NASHVILLE, Tenn. (WTVF) — Nashville has been welcoming hundreds of refugees who fled from Afghanistan in recent months.
Our new neighbors had to pick up and leave everything behind when they fled. Many of them left behind their spouses, parents, and children in Afghanistan.
By the end of the January, Catholic Charities Diocese of Nashville will have resettled 300 refugees. It's one of two organizations in Middle Tennessee resettling Afghan refugees.
Catholic Charities President Judy Orr says there's a four-part process to getting them resettled.
It starts with getting them into a safe home. getting them acclimated to the new city, addressing some of their trauma through counseling, and helping them get employed.
Orr said getting past the third step is difficult.
"It was a very traumatic, very chaotic, and obviously upsetting experience. It's not like you could pack up your belongings and go. Many of these people, like almost literally ran for their lives with whatever it is they had,” Orr explained.

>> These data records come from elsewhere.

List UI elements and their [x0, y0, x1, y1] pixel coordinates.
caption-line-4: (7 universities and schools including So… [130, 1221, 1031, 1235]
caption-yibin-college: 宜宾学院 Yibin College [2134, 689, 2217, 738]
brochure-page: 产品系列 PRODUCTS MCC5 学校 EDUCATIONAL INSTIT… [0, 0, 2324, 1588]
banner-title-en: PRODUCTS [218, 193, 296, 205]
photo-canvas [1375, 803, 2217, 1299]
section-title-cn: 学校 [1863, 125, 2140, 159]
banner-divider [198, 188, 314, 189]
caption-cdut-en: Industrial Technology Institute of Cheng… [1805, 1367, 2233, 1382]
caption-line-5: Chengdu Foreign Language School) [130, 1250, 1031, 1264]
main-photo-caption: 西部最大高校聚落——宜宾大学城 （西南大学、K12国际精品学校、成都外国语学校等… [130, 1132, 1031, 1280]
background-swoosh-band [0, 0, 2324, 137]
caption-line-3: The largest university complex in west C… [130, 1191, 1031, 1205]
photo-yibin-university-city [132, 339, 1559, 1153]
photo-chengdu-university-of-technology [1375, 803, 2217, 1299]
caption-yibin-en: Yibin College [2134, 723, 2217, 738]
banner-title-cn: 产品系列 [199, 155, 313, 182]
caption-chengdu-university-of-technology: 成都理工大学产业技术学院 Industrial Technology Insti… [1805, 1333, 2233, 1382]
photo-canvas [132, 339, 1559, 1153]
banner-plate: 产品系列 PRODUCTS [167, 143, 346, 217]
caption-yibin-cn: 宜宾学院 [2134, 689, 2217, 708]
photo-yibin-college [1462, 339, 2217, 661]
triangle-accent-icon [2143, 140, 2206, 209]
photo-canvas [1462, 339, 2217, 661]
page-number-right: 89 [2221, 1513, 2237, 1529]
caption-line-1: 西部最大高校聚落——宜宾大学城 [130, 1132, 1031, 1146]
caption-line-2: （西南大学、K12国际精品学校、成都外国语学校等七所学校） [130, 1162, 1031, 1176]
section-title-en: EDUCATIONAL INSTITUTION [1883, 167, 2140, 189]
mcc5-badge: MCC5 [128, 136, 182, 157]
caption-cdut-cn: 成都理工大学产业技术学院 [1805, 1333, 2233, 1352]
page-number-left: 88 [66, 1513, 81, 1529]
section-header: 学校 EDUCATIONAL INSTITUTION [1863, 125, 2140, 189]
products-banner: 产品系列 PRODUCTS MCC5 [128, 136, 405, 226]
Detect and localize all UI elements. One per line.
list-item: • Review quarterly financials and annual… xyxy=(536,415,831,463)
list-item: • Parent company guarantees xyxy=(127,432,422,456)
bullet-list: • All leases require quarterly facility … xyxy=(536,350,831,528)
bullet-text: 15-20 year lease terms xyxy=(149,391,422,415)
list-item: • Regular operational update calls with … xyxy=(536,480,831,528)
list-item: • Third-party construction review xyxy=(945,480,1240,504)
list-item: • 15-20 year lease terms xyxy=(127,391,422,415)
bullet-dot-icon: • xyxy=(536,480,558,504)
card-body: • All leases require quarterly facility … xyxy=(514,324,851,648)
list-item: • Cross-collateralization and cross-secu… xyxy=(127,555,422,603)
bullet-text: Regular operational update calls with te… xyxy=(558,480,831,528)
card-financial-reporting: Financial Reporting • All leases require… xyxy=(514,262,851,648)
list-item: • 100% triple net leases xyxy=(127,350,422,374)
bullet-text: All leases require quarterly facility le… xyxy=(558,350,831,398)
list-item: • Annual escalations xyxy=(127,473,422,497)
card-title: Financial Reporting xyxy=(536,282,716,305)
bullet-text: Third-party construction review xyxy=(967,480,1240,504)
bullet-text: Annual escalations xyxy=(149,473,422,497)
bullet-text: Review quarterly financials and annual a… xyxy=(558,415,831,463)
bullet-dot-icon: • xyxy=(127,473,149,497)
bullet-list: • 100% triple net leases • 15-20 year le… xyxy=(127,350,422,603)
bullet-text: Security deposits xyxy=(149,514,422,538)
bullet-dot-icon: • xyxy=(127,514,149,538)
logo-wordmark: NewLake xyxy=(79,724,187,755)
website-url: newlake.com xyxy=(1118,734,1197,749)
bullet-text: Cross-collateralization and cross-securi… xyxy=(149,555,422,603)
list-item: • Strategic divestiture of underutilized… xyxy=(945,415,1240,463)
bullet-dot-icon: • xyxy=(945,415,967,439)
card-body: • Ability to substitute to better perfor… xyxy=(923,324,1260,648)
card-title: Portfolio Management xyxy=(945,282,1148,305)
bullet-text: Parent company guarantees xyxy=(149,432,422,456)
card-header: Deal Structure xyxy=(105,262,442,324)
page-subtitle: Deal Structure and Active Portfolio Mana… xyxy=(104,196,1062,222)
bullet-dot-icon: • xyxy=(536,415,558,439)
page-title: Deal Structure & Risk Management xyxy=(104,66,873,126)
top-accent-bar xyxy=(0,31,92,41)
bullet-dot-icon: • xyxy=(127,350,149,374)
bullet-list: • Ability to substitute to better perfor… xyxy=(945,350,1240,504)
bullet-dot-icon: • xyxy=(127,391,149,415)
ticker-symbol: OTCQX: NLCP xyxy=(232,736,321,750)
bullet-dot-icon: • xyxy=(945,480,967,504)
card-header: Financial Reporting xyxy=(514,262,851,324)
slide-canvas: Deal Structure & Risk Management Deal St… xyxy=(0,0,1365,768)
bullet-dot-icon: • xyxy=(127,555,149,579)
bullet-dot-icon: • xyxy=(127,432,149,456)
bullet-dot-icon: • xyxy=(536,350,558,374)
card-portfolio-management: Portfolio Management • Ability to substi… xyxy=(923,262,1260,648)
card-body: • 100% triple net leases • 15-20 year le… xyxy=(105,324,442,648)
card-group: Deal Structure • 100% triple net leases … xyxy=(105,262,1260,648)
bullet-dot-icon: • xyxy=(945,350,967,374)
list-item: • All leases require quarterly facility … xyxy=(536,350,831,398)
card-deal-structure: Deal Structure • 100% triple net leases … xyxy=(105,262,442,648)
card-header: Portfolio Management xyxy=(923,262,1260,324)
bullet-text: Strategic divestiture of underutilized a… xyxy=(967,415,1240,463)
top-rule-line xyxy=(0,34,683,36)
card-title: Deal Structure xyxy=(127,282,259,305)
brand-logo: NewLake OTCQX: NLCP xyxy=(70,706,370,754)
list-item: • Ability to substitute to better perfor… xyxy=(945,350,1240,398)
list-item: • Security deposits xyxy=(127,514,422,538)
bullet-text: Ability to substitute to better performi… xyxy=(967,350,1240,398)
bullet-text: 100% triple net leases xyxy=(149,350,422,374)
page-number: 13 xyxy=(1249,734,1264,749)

The labor shortage and the ongoing pandemic have made this process more difficult for Catholic Charities. Currently, the group is working with a resettlement staff of about 30 people. Orr said in a perfect world, they would have 45 people on staff.
Catholic Charities currently has 10 to 12 open positions and they’re struggling to hire. Orr is eager to fill all the positions, but it’s hard finding a strong candidate.
“This is a kind of work that is really 24/7. This is very intense, challenging work, and it requires specialized skills. Most of our resettlement staff speaks the language of the Afghan people coming here or they have a familiarity with it. In other words, they're culturally sensitive. They understand the religion, the food, the culture, the family culture, and everything,” Orr said.
You can help our new neighbors get settled in by helping buy furniture or by donating money.